Prescription drug monitoring programs have been associated with a decreased number of written prescriptions for the highly-addictive and most recently abused drug.
Opioid prescription overdoses accounted for nearly 19,000 deaths in 2014, for which 10 million individuals reported to have been taking opioids non-medically. However, prescription drug monitoring programs have been associated with a decreased number of written prescriptions for the highly-addictive and most recently abused drug.
A study led by Yuhua Bao, PhD, associate professor of healthcare policy and research at Weill Cornell Medical College, and published in Health Affairs found that prescription drug monitoring programs were associated with a more than 30% reduction in the rate of prescribing Schedule II opioid analgesics. The decrease in prescriptions occurred immediately following provider and physician access to this program and was sustained in the second and third years after implementation.
Prescription drug monitoring programs are statewide databases that are used to gather information from the pharmacies on dispensed prescriptions for controlled substances. These programs were adopted in response to the recent opioid epidemic, where users are either “doctor shopping” for the medication, going to multiple physicians for multiple prescriptions, or from family or friends who have been prescribed the medication.
The study examined data collected from The National Ambulatory Medical Care Survey (NAMCS), which asked a systematic sample of physicians and clinicians to complete the annual survey for about 30 visits that occurred during a randomly selected 1-week time frame and is run by the National Center for Health Statistics. The survey asked respondents to fill in key information about the patient, clinician, and practice, and aimed to discover the “why” behind the visit. Surveyors are asked about the reasons behind a patient’s visit, the diagnoses pertaining to the specific visit and information regarding the medications prescribed during this visit.
Bao and her research team scanned data collected from this survey between 2000 and 2010 for patients ages 18 or older and who reported pain as one of the reasons for the office visit. The team filtered the office visits to one of the 24 states that implemented a prescription drug monitoring program within the study time frame as well as to the cases having been prescribed at least one Schedule II opioid analgesic and having at least one opioid of any kind prescribed or continued at a pain-related ambulatory care visit. The Schedule II opioid is the category with the highest potential for abuse.

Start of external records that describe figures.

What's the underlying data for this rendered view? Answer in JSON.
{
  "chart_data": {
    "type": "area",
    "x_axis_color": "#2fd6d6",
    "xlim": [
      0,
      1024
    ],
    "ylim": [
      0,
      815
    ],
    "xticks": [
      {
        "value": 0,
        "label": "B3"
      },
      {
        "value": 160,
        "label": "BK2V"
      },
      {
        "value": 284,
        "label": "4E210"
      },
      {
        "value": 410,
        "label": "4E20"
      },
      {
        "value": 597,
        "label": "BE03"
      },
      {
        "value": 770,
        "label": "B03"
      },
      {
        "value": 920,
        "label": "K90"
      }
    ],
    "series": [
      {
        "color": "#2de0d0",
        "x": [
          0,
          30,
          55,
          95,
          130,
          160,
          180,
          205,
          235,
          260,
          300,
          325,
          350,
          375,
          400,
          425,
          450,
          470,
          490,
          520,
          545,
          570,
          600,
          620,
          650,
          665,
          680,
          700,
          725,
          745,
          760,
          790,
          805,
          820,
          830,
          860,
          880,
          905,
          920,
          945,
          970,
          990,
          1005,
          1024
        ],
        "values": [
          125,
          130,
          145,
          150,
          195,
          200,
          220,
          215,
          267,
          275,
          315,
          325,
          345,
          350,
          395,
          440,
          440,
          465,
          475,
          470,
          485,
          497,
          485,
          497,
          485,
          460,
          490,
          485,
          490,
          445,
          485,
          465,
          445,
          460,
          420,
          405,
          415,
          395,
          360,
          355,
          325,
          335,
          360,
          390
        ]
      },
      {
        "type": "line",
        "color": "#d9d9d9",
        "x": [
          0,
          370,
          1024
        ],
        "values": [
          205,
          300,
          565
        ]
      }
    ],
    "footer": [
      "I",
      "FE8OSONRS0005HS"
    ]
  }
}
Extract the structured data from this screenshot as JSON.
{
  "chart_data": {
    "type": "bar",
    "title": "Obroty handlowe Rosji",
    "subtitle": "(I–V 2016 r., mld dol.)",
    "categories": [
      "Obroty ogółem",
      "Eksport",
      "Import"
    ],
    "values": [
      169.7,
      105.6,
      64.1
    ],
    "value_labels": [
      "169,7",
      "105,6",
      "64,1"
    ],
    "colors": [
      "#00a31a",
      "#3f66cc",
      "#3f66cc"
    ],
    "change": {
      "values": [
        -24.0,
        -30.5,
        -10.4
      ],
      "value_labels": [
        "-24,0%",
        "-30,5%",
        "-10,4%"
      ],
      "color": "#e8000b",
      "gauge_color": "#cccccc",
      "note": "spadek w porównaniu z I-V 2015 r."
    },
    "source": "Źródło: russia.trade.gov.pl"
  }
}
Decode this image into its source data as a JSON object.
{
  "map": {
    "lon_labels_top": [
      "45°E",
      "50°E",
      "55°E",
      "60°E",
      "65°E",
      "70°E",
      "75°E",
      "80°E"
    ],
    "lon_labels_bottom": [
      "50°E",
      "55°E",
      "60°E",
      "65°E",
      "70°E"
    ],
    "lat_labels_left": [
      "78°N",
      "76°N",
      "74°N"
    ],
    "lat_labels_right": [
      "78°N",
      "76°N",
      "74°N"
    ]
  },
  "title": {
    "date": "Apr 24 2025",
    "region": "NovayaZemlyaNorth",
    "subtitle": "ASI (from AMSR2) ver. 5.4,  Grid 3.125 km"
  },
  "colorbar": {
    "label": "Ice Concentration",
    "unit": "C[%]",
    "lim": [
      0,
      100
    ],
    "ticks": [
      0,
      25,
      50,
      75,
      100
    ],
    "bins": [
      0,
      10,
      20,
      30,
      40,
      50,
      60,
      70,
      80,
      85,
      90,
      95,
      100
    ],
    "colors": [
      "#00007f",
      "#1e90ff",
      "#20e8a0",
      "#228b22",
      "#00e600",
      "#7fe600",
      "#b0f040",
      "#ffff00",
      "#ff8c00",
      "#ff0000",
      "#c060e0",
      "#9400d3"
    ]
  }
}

Of the nearly 26,000 office visits examined, 5% resulted in at least 1 prescription for Schedule II opioids, 15% in at least 1 opioid analgesic of any kind, 41% in any pain medication, and 24% in at least one non-opioid analgesic. Additionally, the research team discovered significant reductions in each of the drugs specifically, where Schedule II opioid prescriptions decreased by 2.1 percentage points within the first 6 months of program implementation as well as significant decreases in the following 2 years.
Not only did the implementation of these prescription drug monitoring programs allow all participating prescribers, pharmacists, law enforcement agencies, and medical licensure boards to keep an eye on this issue, but the authors also believed it helped shed light on the sheer amount of opioid prescriptions being written.
“It is possible that the implementation of a prescription drug monitoring program by itself substantially raised awareness among prescribers about controlled substance misuse and abuse and made them more cautious when prescribing pain medications with a great potential for abuse and dependency,” the authors wrote.